The final match this week sees a singles match stemming out of a tag match from earlier in the month – Pegasus Kid versus Villano III. In an interesting turn of events, this is for the WWF Light Heavyweight Title (with Kid the champion), one that rarely saw action outside of Mexico or Japan. The Primera Caida focused primarily on Villano III working Kid’s legs, even seeming to ignore rope breaks and just pull Kid back into the middle of the ring whilst still in the hold. This lack of respect probably explained the added venom in a clothesline and backbreaker when Kid broke free. This was more about groundwork than anything, though Kid bashed his head hard as Villano blocked a victory roll by just dropping backwords. Choosing to win the caida with a top rope headbutt probably wasn’t the best of ideas, but Kid was 1-0 up.

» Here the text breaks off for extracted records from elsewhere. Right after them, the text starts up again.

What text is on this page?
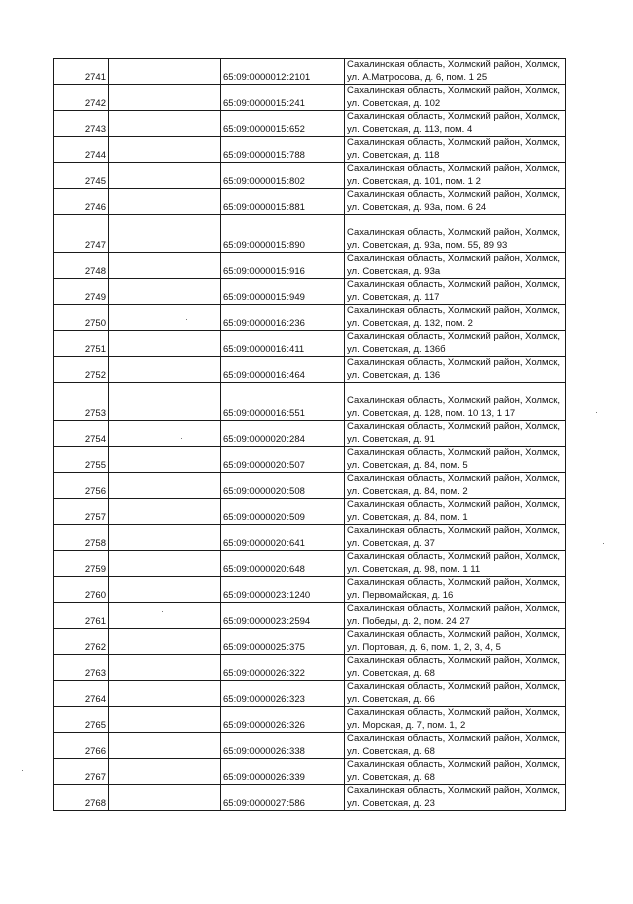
2741		65:09:0000012:2101	Сахалинская область, Холмский район, Холмск,
ул. А.Матросова, д. 6, пом. 1 25

2742		65:09:0000015:241	Сахалинская область, Холмский район, Холмск,
ул. Советская, д. 102

2743		65:09:0000015:652	Сахалинская область, Холмский район, Холмск,
ул. Советская, д. 113, пом. 4

2744		65:09:0000015:788	Сахалинская область, Холмский район, Холмск,
ул. Советская, д. 118

2745		65:09:0000015:802	Сахалинская область, Холмский район, Холмск,
ул. Советская, д. 101, пом. 1 2

2746		65:09:0000015:881	Сахалинская область, Холмский район, Холмск,
ул. Советская, д. 93а, пом. 6 24

2747		65:09:0000015:890	Сахалинская область, Холмский район, Холмск,
ул. Советская, д. 93а, пом. 55, 89 93

2748		65:09:0000015:916	Сахалинская область, Холмский район, Холмск,
ул. Советская, д. 93а

2749		65:09:0000015:949	Сахалинская область, Холмский район, Холмск,
ул. Советская, д. 117

2750		65:09:0000016:236	Сахалинская область, Холмский район, Холмск,
ул. Советская, д. 132, пом. 2

2751		65:09:0000016:411	Сахалинская область, Холмский район, Холмск,
ул. Советская, д. 136б

2752		65:09:0000016:464	Сахалинская область, Холмский район, Холмск,
ул. Советская, д. 136

2753		65:09:0000016:551	Сахалинская область, Холмский район, Холмск,
ул. Советская, д. 128, пом. 10 13, 1 17

2754		65:09:0000020:284	Сахалинская область, Холмский район, Холмск,
ул. Советская, д. 91

2755		65:09:0000020:507	Сахалинская область, Холмский район, Холмск,
ул. Советская, д. 84, пом. 5

2756		65:09:0000020:508	Сахалинская область, Холмский район, Холмск,
ул. Советская, д. 84, пом. 2

2757		65:09:0000020:509	Сахалинская область, Холмский район, Холмск,
ул. Советская, д. 84, пом. 1

2758		65:09:0000020:641	Сахалинская область, Холмский район, Холмск,
ул. Советская, д. 37

2759		65:09:0000020:648	Сахалинская область, Холмский район, Холмск,
ул. Советская, д. 98, пом. 1 11

2760		65:09:0000023:1240	Сахалинская область, Холмский район, Холмск,
ул. Первомайская, д. 16

2761		65:09:0000023:2594	Сахалинская область, Холмский район, Холмск,
ул. Победы, д. 2, пом. 24 27

2762		65:09:0000025:375	Сахалинская область, Холмский район, Холмск,
ул. Портовая, д. 6, пом. 1, 2, 3, 4, 5

2763		65:09:0000026:322	Сахалинская область, Холмский район, Холмск,
ул. Советская, д. 68

2764		65:09:0000026:323	Сахалинская область, Холмский район, Холмск,
ул. Советская, д. 66

2765		65:09:0000026:326	Сахалинская область, Холмский район, Холмск,
ул. Морская, д. 7, пом. 1, 2

2766		65:09:0000026:338	Сахалинская область, Холмский район, Холмск,
ул. Советская, д. 68

2767		65:09:0000026:339	Сахалинская область, Холмский район, Холмск,
ул. Советская, д. 68

2768		65:09:0000027:586	Сахалинская область, Холмский район, Холмск,
ул. Советская, д. 23
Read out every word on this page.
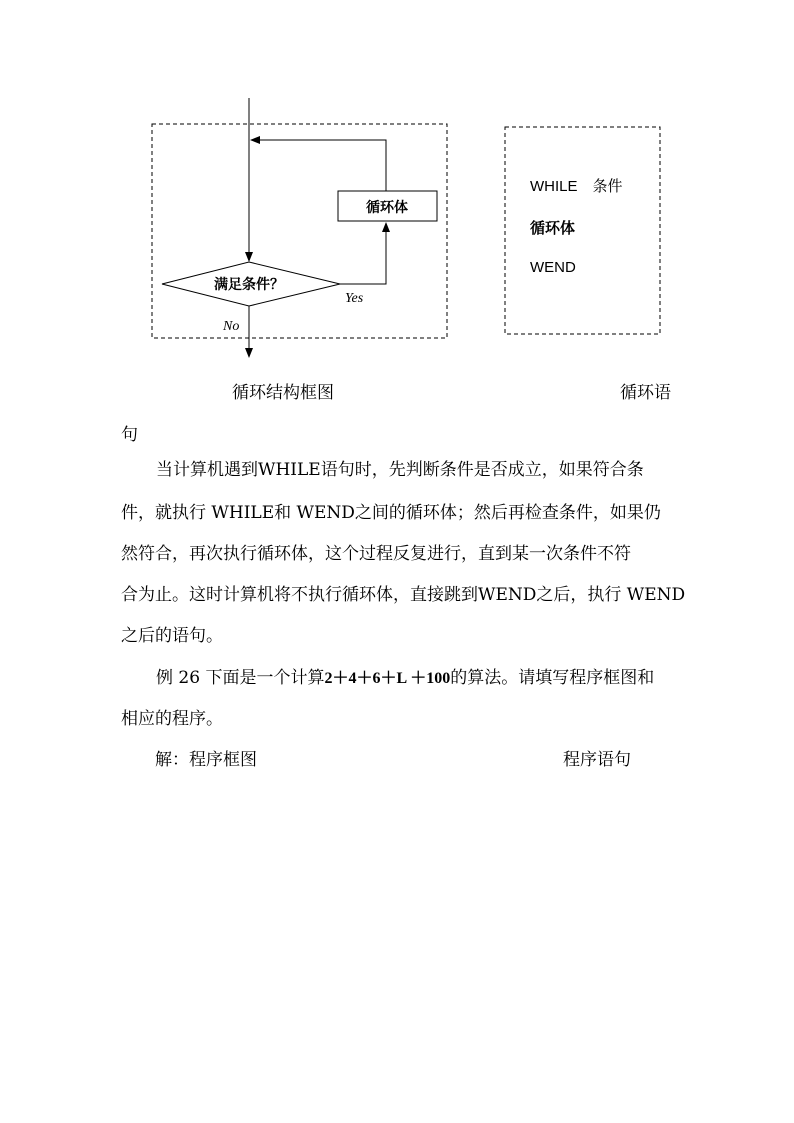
满足条件？
Yes
循环体
No
WHILE　条件
循环体
WEND
循环结构框图	循环语
句
当计算机遇到WHILE语句时，先判断条件是否成立，如果符合条
件，就执行 WHILE和 WEND之间的循环体；然后再检查条件，如果仍
然符合，再次执行循环体，这个过程反复进行，直到某一次条件不符
合为止。这时计算机将不执行循环体，直接跳到WEND之后，执行 WEND
之后的语句。
例 26 下面是一个计算2＋4＋6＋L ＋100的算法。请填写程序框图和
相应的程序。
解：程序框图	程序语句
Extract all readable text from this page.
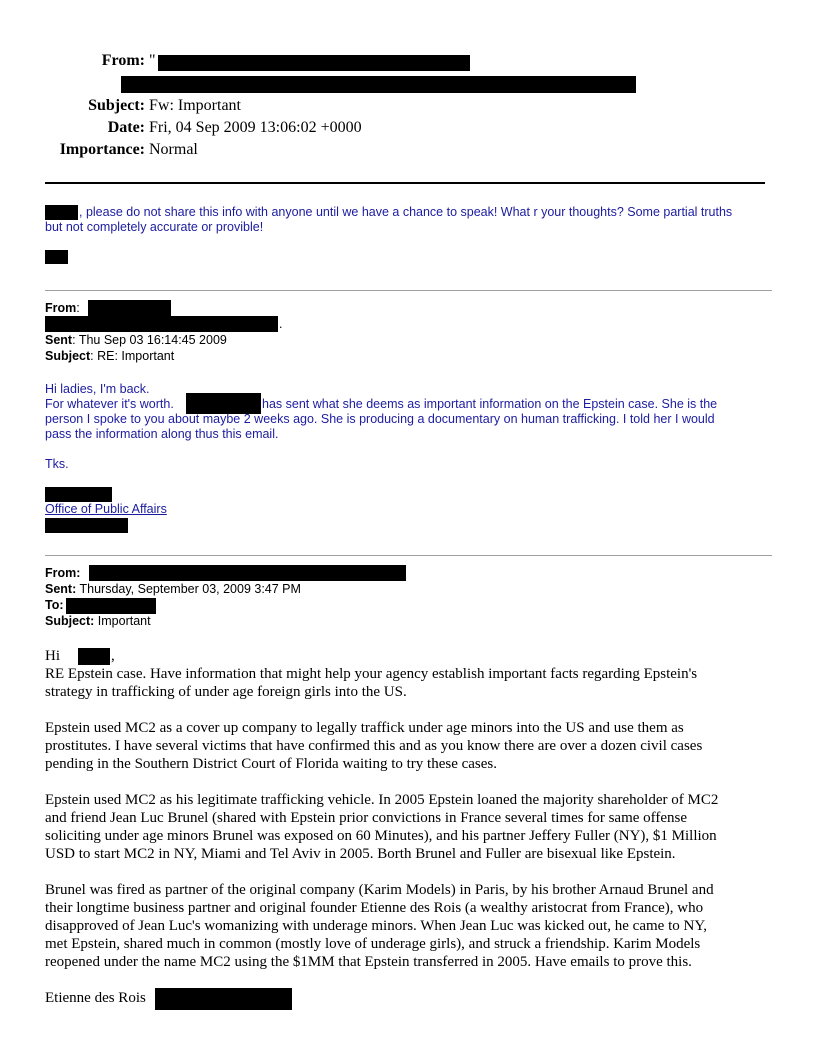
From: "
Subject: Fw: Important
Date: Fri, 04 Sep 2009 13:06:02 +0000
Importance: Normal
, please do not share this info with anyone until we have a chance to speak! What r your thoughts? Some partial truths
but not completely accurate or provible!
From:
.
Sent: Thu Sep 03 16:14:45 2009
Subject: RE: Important
Hi ladies, I'm back.
For whatever it's worth.	has sent what she deems as important information on the Epstein case. She is the
person I spoke to you about maybe 2 weeks ago. She is producing a documentary on human trafficking. I told her I would
pass the information along thus this email.
Tks.
Office of Public Affairs
From:
Sent: Thursday, September 03, 2009 3:47 PM
To:
Subject: Important
Hi	,
RE Epstein case. Have information that might help your agency establish important facts regarding Epstein's
strategy in trafficking of under age foreign girls into the US.
Epstein used MC2 as a cover up company to legally traffick under age minors into the US and use them as
prostitutes. I have several victims that have confirmed this and as you know there are over a dozen civil cases
pending in the Southern District Court of Florida waiting to try these cases.
Epstein used MC2 as his legitimate trafficking vehicle. In 2005 Epstein loaned the majority shareholder of MC2
and friend Jean Luc Brunel (shared with Epstein prior convictions in France several times for same offense
soliciting under age minors Brunel was exposed on 60 Minutes), and his partner Jeffery Fuller (NY), $1 Million
USD to start MC2 in NY, Miami and Tel Aviv in 2005. Borth Brunel and Fuller are bisexual like Epstein.
Brunel was fired as partner of the original company (Karim Models) in Paris, by his brother Arnaud Brunel and
their longtime business partner and original founder Etienne des Rois (a wealthy aristocrat from France), who
disapproved of Jean Luc's womanizing with underage minors. When Jean Luc was kicked out, he came to NY,
met Epstein, shared much in common (mostly love of underage girls), and struck a friendship. Karim Models
reopened under the name MC2 using the $1MM that Epstein transferred in 2005. Have emails to prove this.
Etienne des Rois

I’d felt the primera caida was long – the segunda caida was over in seconds as an irate Villano attacked both Kid and his cornerman, wrapped him up in small package and got the caida. The decisive tercera caida went back to the groundwork from the primera initially, but the overall pace picked up as exchanges and reversals ended with a plancha by Kid. A second attempted top rope headbutt saw Villano get his knees up into Kid’s stomach, but Villano also missed on a top rope senton. In a surprising finish, as I expected Villano to win, Kid took the caida with a variation of a bow and arrow, though there is some controversy as to whether he quit or not to finish. A decent, if unspectacular match – one that doesn’t play to my overall wrestling interests more than anything.

Whilst this week probably wasn’t as strong compared to last week’s bumper crop of matches, the All Japan stuff, in particular, is really worth digging out.